I've seen a rule of thumb that if the ratio of samples to words per sample is less than 1500 you prob don't have enough data for embeddings/cnn

minimaxir|7 years ago

Chatbot intent would be a good use case for a linear model, as a single word/ngram would have a high impact on the result (in contrast to advanced architectures which try to account for ambiguity/contradictions in documents)

briga|7 years ago

I've seen the same things in the models I've built. For basic intent classification simpler models seem to be more accurate, not to mention they train faster and require less memory. There seems to be a lot of emphasis on shiny complex neural network architectures, even when simple models work just fine.

FridgeSeal|7 years ago

> There seems to be a lot of emphasis on shiny complex neural network architectures, even when simple models work just fine.
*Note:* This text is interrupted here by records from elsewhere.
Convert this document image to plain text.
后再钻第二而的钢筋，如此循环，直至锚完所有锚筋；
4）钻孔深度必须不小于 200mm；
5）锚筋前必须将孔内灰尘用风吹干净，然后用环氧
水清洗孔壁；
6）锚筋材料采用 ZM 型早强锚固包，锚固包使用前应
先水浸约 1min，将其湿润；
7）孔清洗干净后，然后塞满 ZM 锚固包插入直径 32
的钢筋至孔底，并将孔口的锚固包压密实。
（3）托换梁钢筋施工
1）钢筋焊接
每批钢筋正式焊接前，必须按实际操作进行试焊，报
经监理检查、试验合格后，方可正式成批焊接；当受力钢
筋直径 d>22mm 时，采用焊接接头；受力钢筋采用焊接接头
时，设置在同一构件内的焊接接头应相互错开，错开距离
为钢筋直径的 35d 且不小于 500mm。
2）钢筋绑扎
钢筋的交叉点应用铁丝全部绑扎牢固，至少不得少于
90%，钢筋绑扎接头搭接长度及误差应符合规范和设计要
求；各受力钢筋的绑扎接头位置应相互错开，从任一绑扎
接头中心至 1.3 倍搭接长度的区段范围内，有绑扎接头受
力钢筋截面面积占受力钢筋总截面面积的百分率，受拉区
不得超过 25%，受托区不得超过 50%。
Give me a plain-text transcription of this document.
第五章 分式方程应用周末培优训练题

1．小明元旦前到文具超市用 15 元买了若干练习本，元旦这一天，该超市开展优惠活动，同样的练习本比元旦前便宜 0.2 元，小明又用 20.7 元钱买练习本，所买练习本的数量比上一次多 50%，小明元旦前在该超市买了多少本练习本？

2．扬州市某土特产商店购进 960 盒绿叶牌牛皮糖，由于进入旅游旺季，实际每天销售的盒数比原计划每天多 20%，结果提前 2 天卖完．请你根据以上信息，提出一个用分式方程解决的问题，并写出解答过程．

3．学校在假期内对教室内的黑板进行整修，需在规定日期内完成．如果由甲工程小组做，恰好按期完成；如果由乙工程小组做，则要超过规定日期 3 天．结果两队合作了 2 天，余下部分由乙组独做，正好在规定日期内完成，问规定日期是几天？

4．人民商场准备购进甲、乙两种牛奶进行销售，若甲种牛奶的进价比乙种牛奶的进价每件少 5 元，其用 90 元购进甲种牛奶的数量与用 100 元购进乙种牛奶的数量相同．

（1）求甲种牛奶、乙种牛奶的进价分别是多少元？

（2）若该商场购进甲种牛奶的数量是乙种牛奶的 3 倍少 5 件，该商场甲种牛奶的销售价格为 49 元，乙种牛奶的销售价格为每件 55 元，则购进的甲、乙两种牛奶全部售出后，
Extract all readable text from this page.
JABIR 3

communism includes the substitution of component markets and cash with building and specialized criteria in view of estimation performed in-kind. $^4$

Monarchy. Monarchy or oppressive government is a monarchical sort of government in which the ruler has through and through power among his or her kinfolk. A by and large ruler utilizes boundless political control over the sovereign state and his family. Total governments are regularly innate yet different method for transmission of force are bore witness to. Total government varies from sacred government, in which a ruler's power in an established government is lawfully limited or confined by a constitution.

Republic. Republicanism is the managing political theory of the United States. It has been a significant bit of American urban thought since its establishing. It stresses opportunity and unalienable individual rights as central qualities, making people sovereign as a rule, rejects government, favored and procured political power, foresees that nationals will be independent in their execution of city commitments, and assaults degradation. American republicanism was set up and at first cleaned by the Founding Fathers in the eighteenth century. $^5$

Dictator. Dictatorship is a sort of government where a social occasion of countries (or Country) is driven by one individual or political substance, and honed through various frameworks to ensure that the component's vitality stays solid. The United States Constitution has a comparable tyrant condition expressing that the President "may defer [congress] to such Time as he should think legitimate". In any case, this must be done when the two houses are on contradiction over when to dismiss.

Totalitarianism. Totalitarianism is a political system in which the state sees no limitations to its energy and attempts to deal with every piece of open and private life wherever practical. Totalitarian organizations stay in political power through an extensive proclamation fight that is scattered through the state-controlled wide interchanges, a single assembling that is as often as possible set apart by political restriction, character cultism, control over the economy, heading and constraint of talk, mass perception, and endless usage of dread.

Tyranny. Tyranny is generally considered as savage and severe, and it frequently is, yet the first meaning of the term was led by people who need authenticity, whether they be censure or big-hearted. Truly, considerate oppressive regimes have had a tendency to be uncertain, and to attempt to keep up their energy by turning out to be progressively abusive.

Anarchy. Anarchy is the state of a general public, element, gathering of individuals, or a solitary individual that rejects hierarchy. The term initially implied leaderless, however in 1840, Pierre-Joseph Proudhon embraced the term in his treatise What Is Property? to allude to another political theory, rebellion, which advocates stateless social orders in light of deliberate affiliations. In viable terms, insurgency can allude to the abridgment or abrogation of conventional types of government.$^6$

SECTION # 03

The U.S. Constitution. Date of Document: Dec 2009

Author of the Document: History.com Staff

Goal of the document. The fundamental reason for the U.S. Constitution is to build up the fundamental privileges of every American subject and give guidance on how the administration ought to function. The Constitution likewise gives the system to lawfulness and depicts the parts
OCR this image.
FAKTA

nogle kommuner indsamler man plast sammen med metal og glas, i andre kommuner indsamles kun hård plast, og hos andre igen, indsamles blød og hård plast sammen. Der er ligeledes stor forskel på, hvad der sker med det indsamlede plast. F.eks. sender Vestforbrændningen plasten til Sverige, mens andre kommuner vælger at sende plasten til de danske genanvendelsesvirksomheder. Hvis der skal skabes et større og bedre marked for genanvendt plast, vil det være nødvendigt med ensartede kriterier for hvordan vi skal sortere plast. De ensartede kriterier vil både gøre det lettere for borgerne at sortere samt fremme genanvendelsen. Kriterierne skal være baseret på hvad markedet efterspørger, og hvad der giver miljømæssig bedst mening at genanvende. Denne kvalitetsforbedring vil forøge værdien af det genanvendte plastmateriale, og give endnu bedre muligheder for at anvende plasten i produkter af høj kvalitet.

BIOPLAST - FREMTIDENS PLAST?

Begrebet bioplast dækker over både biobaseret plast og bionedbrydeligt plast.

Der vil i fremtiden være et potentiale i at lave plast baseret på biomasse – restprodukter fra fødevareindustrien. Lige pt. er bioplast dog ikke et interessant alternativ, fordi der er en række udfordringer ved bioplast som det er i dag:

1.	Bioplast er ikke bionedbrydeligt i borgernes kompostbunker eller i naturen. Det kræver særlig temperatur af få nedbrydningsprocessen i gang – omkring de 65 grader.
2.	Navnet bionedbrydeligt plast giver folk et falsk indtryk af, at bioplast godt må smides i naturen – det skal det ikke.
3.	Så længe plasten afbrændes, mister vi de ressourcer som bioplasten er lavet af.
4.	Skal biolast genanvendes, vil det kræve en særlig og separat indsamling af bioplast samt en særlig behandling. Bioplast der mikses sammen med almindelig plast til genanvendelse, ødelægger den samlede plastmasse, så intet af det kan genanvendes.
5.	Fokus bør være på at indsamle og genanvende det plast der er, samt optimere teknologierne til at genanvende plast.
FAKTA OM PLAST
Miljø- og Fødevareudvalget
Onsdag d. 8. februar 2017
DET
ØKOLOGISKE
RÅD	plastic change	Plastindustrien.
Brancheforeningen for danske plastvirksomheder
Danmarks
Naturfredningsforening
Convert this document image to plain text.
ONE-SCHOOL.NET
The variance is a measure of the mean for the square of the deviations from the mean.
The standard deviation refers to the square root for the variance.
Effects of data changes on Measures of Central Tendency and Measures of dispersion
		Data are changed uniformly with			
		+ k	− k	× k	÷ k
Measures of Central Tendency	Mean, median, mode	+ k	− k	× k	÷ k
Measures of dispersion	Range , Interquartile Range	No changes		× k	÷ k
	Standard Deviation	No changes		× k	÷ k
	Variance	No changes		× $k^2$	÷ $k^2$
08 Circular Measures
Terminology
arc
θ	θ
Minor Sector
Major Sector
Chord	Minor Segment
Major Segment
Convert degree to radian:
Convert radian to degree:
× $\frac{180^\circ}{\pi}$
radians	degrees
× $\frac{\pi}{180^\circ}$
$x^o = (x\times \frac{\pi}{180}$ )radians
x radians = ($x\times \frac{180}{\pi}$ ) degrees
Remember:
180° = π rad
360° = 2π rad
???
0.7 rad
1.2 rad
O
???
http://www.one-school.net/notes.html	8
It's resume-driven-development for data scientists.

I've never seen an interviewer impressed with the fact that a job was performed using not-deep learning, but say that you used deep learning (despite how spurious it might be) and they light up like it's Christmas.

helpme3|7 years ago

This isn't that surprising. I think the reason for this is that, even though the model is linear, the space of n-grams is so large that there usually is a line that separates any two classes.

laichzeit0|7 years ago

Anecdotally, I found the same thing. N-gram BOW is surprisingly difficult to beat.

thanatropism|7 years ago

I've been curious about what manifold learning (sp. now that we have UMAP) would do to that kind of workflow's performance.